Le carte di lavoro devono consentire ad un revisore esperto, che non abbia alcuna cognizione dell’incarico, di comprendere: 

  • la valutazione del rischio e di errori significativi;
  • la natura, i tempi e l’estensione delle procedure svolte;
  • i risultati delle procedure svolte e gli elementi probativi acquisiti;
  • le conclusioni raggiunte e la loro motivazione.

Attività di pianificazione
Il revisore deve elaborare un piano di revisione, che deve includere una descrizione dei seguenti aspetti: 

  • la natura, la tempistica e l’estensione delle procedure di valutazione del rischio pianificate, come stabilito dal principio di revisione internazionale (ISA Italia) n. 315;
  • la natura, la tempistica e l’estensione delle procedure di revisione in risposta ai rischi identificati e valutati pianificate a livello di asserzioni, come stabilito dal principio di revisione internazionale (ISA Italia) n. 330;
  • le altre procedure di revisione pianificate che devono essere svolte affinché l’incarico sia conforme ai principi di revisione.

Il piano di revisione è più dettagliato della strategia generale di revisione, in quanto include la natura, la tempistica e l’estensione delle procedure di revisione che devono essere svolte dai membri del team di revisione. La pianificazione di tali procedure avviene nel corso della revisione man mano che il piano relativo all’incarico viene elaborato. 

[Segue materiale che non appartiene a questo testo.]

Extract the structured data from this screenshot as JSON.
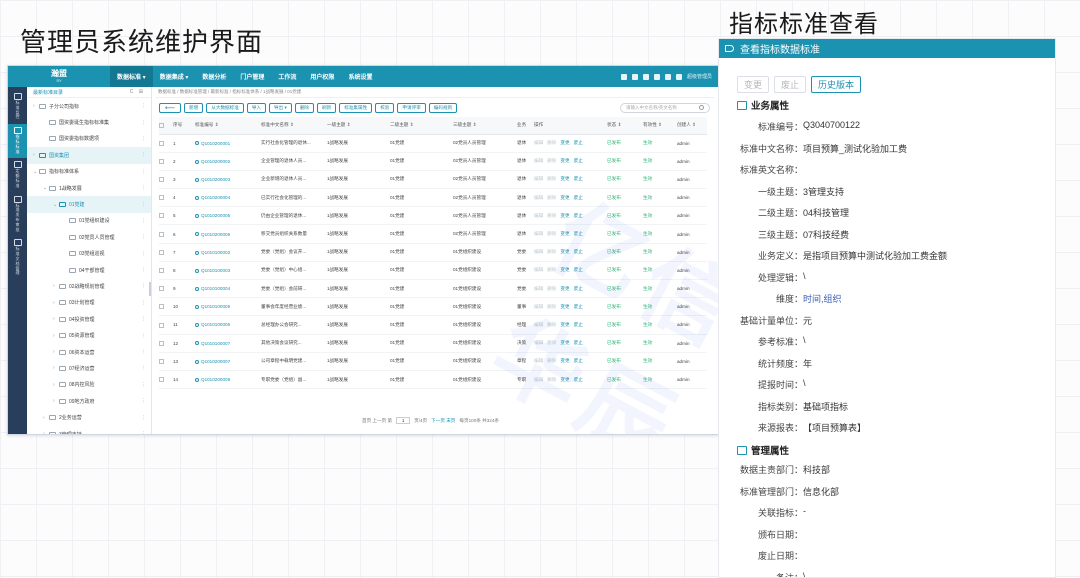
{
  "slide": {
    "left_title": "管理员系统维护界面",
    "right_title": "指标标准查看"
  },
  "app": {
    "logo_line1": "瀚盟",
    "logo_line2": "SY",
    "top_nav": [
      "数据标准 ▾",
      "数据集成 ▾",
      "数据分析",
      "门户管理",
      "工作流",
      "用户权限",
      "系统设置"
    ],
    "user": "超级管理员",
    "rail": [
      {
        "label": "标准监控"
      },
      {
        "label": "指标标准"
      },
      {
        "label": "定额标准"
      },
      {
        "label": "标准发布审批"
      },
      {
        "label": "标准文档管理"
      }
    ],
    "tree": {
      "header": "最新标准目录",
      "tools": "C ⊞",
      "items": [
        {
          "label": "子分公司指标",
          "indent": 0,
          "caret": "›"
        },
        {
          "label": "国资委诞生指标标准集",
          "indent": 1,
          "caret": ""
        },
        {
          "label": "国资委指标数据项",
          "indent": 1,
          "caret": ""
        },
        {
          "label": "国资集团",
          "indent": 0,
          "caret": "›",
          "selected": true
        },
        {
          "label": "指标标准体系",
          "indent": 0,
          "caret": "⌄"
        },
        {
          "label": "1战略发展",
          "indent": 1,
          "caret": "⌄"
        },
        {
          "label": "01党建",
          "indent": 2,
          "caret": "⌄",
          "selected": true
        },
        {
          "label": "01党组织建设",
          "indent": 3,
          "caret": ""
        },
        {
          "label": "02党员人员管理",
          "indent": 3,
          "caret": ""
        },
        {
          "label": "03党组巡视",
          "indent": 3,
          "caret": ""
        },
        {
          "label": "04干部管理",
          "indent": 3,
          "caret": ""
        },
        {
          "label": "02战略规划管理",
          "indent": 2,
          "caret": "›"
        },
        {
          "label": "03计划管理",
          "indent": 2,
          "caret": "›"
        },
        {
          "label": "04投资管理",
          "indent": 2,
          "caret": "›"
        },
        {
          "label": "05资源管理",
          "indent": 2,
          "caret": "›"
        },
        {
          "label": "06资本运营",
          "indent": 2,
          "caret": "›"
        },
        {
          "label": "07经济运营",
          "indent": 2,
          "caret": "›"
        },
        {
          "label": "08内控风险",
          "indent": 2,
          "caret": "›"
        },
        {
          "label": "09地方政府",
          "indent": 2,
          "caret": "›"
        },
        {
          "label": "2业务运营",
          "indent": 1,
          "caret": "›"
        },
        {
          "label": "3管理支持",
          "indent": 1,
          "caret": "›"
        }
      ]
    },
    "breadcrumb": "数据标准 / 数据标准管理 / 最新标准 / 指标标准体系 / 1战略发展 / 01党建",
    "toolbar": [
      "新增",
      "从大数据标准",
      "导入",
      "导出 ▾",
      "删除",
      "刷新",
      "标准集属性",
      "校验",
      "申请评审",
      "编码规则"
    ],
    "back_label": "⟵",
    "search_placeholder": "请输入中文名称/英文名称",
    "columns": [
      "",
      "序号",
      "标准编号 ⇕",
      "标准中文名称 ⇕",
      "一级主题 ⇕",
      "二级主题 ⇕",
      "三级主题 ⇕",
      "业务",
      "操作",
      "状态 ⇕",
      "有效性 ⇕",
      "创建人 ⇕"
    ],
    "rows": [
      {
        "n": "1",
        "code": "Q1010200001",
        "name": "实行社会化管理的退休...",
        "l1": "1战略发展",
        "l2": "01党建",
        "l3": "02党员人员管理",
        "biz": "退休",
        "status": "已发布",
        "valid": "生效",
        "creator": "admin"
      },
      {
        "n": "2",
        "code": "Q1010200002",
        "name": "企业管理的退休人员...",
        "l1": "1战略发展",
        "l2": "01党建",
        "l3": "02党员人员管理",
        "biz": "退休",
        "status": "已发布",
        "valid": "生效",
        "creator": "admin"
      },
      {
        "n": "3",
        "code": "Q1010200003",
        "name": "企业新增的退休人员...",
        "l1": "1战略发展",
        "l2": "01党建",
        "l3": "02党员人员管理",
        "biz": "退休",
        "status": "已发布",
        "valid": "生效",
        "creator": "admin"
      },
      {
        "n": "4",
        "code": "Q1010200004",
        "name": "已实行社会化管理的...",
        "l1": "1战略发展",
        "l2": "01党建",
        "l3": "02党员人员管理",
        "biz": "退休",
        "status": "已发布",
        "valid": "生效",
        "creator": "admin"
      },
      {
        "n": "5",
        "code": "Q1010200005",
        "name": "仍由企业管理的退休...",
        "l1": "1战略发展",
        "l2": "01党建",
        "l3": "02党员人员管理",
        "biz": "退休",
        "status": "已发布",
        "valid": "生效",
        "creator": "admin"
      },
      {
        "n": "6",
        "code": "Q1010200006",
        "name": "移交党员组织关系数量",
        "l1": "1战略发展",
        "l2": "01党建",
        "l3": "02党员人员管理",
        "biz": "退休",
        "status": "已发布",
        "valid": "生效",
        "creator": "admin"
      },
      {
        "n": "7",
        "code": "Q1010100002",
        "name": "党委（党组）会议开...",
        "l1": "1战略发展",
        "l2": "01党建",
        "l3": "01党组织建设",
        "biz": "党委",
        "status": "已发布",
        "valid": "生效",
        "creator": "admin"
      },
      {
        "n": "8",
        "code": "Q1010100003",
        "name": "党委（党组）中心组...",
        "l1": "1战略发展",
        "l2": "01党建",
        "l3": "01党组织建设",
        "biz": "党委",
        "status": "已发布",
        "valid": "生效",
        "creator": "admin"
      },
      {
        "n": "9",
        "code": "Q1010100004",
        "name": "党委（党组）会前研...",
        "l1": "1战略发展",
        "l2": "01党建",
        "l3": "01党组织建设",
        "biz": "党委",
        "status": "已发布",
        "valid": "生效",
        "creator": "admin"
      },
      {
        "n": "10",
        "code": "Q1010100005",
        "name": "董事会年度经营业绩...",
        "l1": "1战略发展",
        "l2": "01党建",
        "l3": "01党组织建设",
        "biz": "董事",
        "status": "已发布",
        "valid": "生效",
        "creator": "admin"
      },
      {
        "n": "11",
        "code": "Q1010100006",
        "name": "总经理办公会研究...",
        "l1": "1战略发展",
        "l2": "01党建",
        "l3": "01党组织建设",
        "biz": "经理",
        "status": "已发布",
        "valid": "生效",
        "creator": "admin"
      },
      {
        "n": "12",
        "code": "Q1010100007",
        "name": "其他决策会议研究...",
        "l1": "1战略发展",
        "l2": "01党建",
        "l3": "01党组织建设",
        "biz": "决策",
        "status": "已发布",
        "valid": "生效",
        "creator": "admin"
      },
      {
        "n": "13",
        "code": "Q1010200007",
        "name": "公司章程中载明党建...",
        "l1": "1战略发展",
        "l2": "01党建",
        "l3": "01党组织建设",
        "biz": "章程",
        "status": "已发布",
        "valid": "生效",
        "creator": "admin"
      },
      {
        "n": "14",
        "code": "Q1010200008",
        "name": "专职党委（党组）副...",
        "l1": "1战略发展",
        "l2": "01党建",
        "l3": "01党组织建设",
        "biz": "专职",
        "status": "已发布",
        "valid": "生效",
        "creator": "admin"
      }
    ],
    "row_ops": [
      "编辑",
      "删除",
      "变更",
      "废止"
    ],
    "pager": {
      "summary": "首页 上一页 第",
      "page": "1",
      "total_pages": "页/4页",
      "next": "下一页 末页",
      "summary2": "每页100条 共324条"
    },
    "watermark": "亿信华辰"
  },
  "panel": {
    "header": "查看指标数据标准",
    "buttons": [
      "变更",
      "废止",
      "历史版本"
    ],
    "section_business": "业务属性",
    "section_manage": "管理属性",
    "business_fields": [
      {
        "label": "标准编号：",
        "value": "Q3040700122"
      },
      {
        "label": "标准中文名称：",
        "value": "项目预算_测试化验加工费"
      },
      {
        "label": "标准英文名称：",
        "value": ""
      },
      {
        "label": "一级主题：",
        "value": "3管理支持"
      },
      {
        "label": "二级主题：",
        "value": "04科技管理"
      },
      {
        "label": "三级主题：",
        "value": "07科技经费"
      },
      {
        "label": "业务定义：",
        "value": "是指项目预算中测试化验加工费金额"
      },
      {
        "label": "处理逻辑：",
        "value": "\\"
      },
      {
        "label": "维度：",
        "value": "时间,组织",
        "link": true
      },
      {
        "label": "基础计量单位：",
        "value": "元"
      },
      {
        "label": "参考标准：",
        "value": "\\"
      },
      {
        "label": "统计频度：",
        "value": "年"
      },
      {
        "label": "提报时间：",
        "value": "\\"
      },
      {
        "label": "指标类别：",
        "value": "基础项指标"
      },
      {
        "label": "来源报表：",
        "value": "【项目预算表】"
      }
    ],
    "manage_fields": [
      {
        "label": "数据主责部门：",
        "value": "科技部"
      },
      {
        "label": "标准管理部门：",
        "value": "信息化部"
      },
      {
        "label": "关联指标：",
        "value": "-"
      },
      {
        "label": "颁布日期：",
        "value": ""
      },
      {
        "label": "废止日期：",
        "value": ""
      },
      {
        "label": "备注：",
        "value": "\\"
      }
    ]
  }
}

Ad esempio, la pianificazione delle procedure di valutazione del rischio avviene nelle fasi iniziali del processo di revisione. Tuttavia, la pianificazione della natura, della tempistica e dell’estensione di specifiche procedure di revisione conseguenti dipende dal risultato di tali procedure di valutazione del rischio. Inoltre, il revisore può iniziare a svolgere le procedure di revisione conseguenti per alcune classi di operazioni, saldi contabili e informative prima di pianificare tutte le restanti. 

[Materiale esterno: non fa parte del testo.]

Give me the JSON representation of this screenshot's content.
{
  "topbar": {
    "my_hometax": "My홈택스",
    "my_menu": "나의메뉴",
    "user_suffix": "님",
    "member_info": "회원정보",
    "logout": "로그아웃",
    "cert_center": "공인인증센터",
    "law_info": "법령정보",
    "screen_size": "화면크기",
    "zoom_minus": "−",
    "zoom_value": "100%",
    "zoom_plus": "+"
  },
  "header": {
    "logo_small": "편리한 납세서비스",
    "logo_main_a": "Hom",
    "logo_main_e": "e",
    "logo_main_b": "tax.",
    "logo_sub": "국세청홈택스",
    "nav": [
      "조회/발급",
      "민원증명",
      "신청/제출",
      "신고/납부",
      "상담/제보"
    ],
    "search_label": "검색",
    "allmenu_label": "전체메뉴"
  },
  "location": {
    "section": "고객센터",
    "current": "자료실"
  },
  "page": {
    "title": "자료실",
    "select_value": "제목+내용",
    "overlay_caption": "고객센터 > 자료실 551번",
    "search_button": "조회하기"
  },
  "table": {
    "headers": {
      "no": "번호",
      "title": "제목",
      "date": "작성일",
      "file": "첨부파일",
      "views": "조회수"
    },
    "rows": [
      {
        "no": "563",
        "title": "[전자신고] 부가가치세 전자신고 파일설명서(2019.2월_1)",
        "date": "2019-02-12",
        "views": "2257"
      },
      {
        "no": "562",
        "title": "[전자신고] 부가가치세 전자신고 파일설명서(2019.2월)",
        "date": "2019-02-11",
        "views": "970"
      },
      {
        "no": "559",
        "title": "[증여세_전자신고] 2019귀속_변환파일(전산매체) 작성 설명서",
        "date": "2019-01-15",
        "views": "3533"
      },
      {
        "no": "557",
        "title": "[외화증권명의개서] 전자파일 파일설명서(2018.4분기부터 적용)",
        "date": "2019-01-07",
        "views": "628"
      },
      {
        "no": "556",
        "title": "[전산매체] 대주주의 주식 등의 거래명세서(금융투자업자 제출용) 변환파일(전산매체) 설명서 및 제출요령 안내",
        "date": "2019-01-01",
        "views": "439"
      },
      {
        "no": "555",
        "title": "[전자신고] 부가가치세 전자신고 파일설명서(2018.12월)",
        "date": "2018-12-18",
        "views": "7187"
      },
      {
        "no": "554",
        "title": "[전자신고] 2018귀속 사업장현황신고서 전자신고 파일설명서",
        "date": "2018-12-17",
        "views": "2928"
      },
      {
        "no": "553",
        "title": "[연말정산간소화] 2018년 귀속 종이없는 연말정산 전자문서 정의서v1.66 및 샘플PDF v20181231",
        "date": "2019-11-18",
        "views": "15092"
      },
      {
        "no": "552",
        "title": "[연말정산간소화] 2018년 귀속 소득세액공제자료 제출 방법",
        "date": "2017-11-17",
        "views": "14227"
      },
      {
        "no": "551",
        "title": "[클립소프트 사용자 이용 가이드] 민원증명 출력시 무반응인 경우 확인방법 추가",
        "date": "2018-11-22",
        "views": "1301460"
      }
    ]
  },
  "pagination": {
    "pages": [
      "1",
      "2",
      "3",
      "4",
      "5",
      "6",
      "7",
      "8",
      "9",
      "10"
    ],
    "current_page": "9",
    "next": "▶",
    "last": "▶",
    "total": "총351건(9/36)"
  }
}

La strategia generale di revisione
Il processo di definizione della strategia generale di revisione aiuta il revisore a determinare, subordinatamente al completamento delle procedure di valutazione del rischio, aspetti quali: 

  • le risorse da impiegare in specifiche aree di revisione, tra cui l’utilizzo di membri del team con appropriata esperienza per aree ad alto rischio o il coinvolgimento di esperti per materie complesse;
  • la quantità di risorse da attribuire a specifiche aree di revisione, come il numero di membri del team assegnati all’osservazione delle conte fisiche delle rimanenze presso i magazzini significativi, l’estensione del riesame del lavoro svolto da altri revisori in caso di revisione di gruppi, o il budget di revisione espresso in ore da assegnare alle aree ad alto rischio;
  • quando impiegare tali risorse, se durante una fase di interim ovvero a date prossime a quelle di chiusura;
  • come gestire, dirigere e supervisionare tali risorse, con riferimento alla tempistica delle riunioni di organizzazione e di consuntivazione con il team di revisione, alle modalità di svolgimento delle attività di riesame da parte del responsabile dell’incarico e del manager (per esempio presso l’impresa o in un’altra sede) e all’opportunità di eseguire il riesame della qualità dell’incarico.

Modifica delle decisioni prese in sede di pianificazione durante lo svolgimento della revisione
A causa di eventi inattesi, o di cambiamenti nelle condizioni, o di elementi probativi acquisiti dai risultati delle procedure di revisione, l’incaricato può avere la necessità di modificare la strategia generale o il piano di revisione e, quindi, la natura, la tempistica e l’estensione delle procedure pianificate, sulla base della riconsiderazione dei rischi identificati e valutati. Ciò si può verificare nel caso in cui il revisore venga a conoscenza di informazioni che divergono significativamente da quelle disponibili all’epoca della pianificazione delle procedure di revisione. Ad esempio, gli elementi probativi acquisiti svolgendo le procedure di validità possono contraddire quelli acquisiti attraverso le procedure di conformità. 

In definitiva, tale flessibilità è consentita proprio in ragione dell’ormai parere condiviso, secondo il quale l’attività di revisione si configura come un processo il cui scopo è quello di condurre il soggetto incaricato a formulare una valutazione avente a oggetto la conformità del bilancio rispetto al quadro normativo sull’informativa finanziaria applicabile.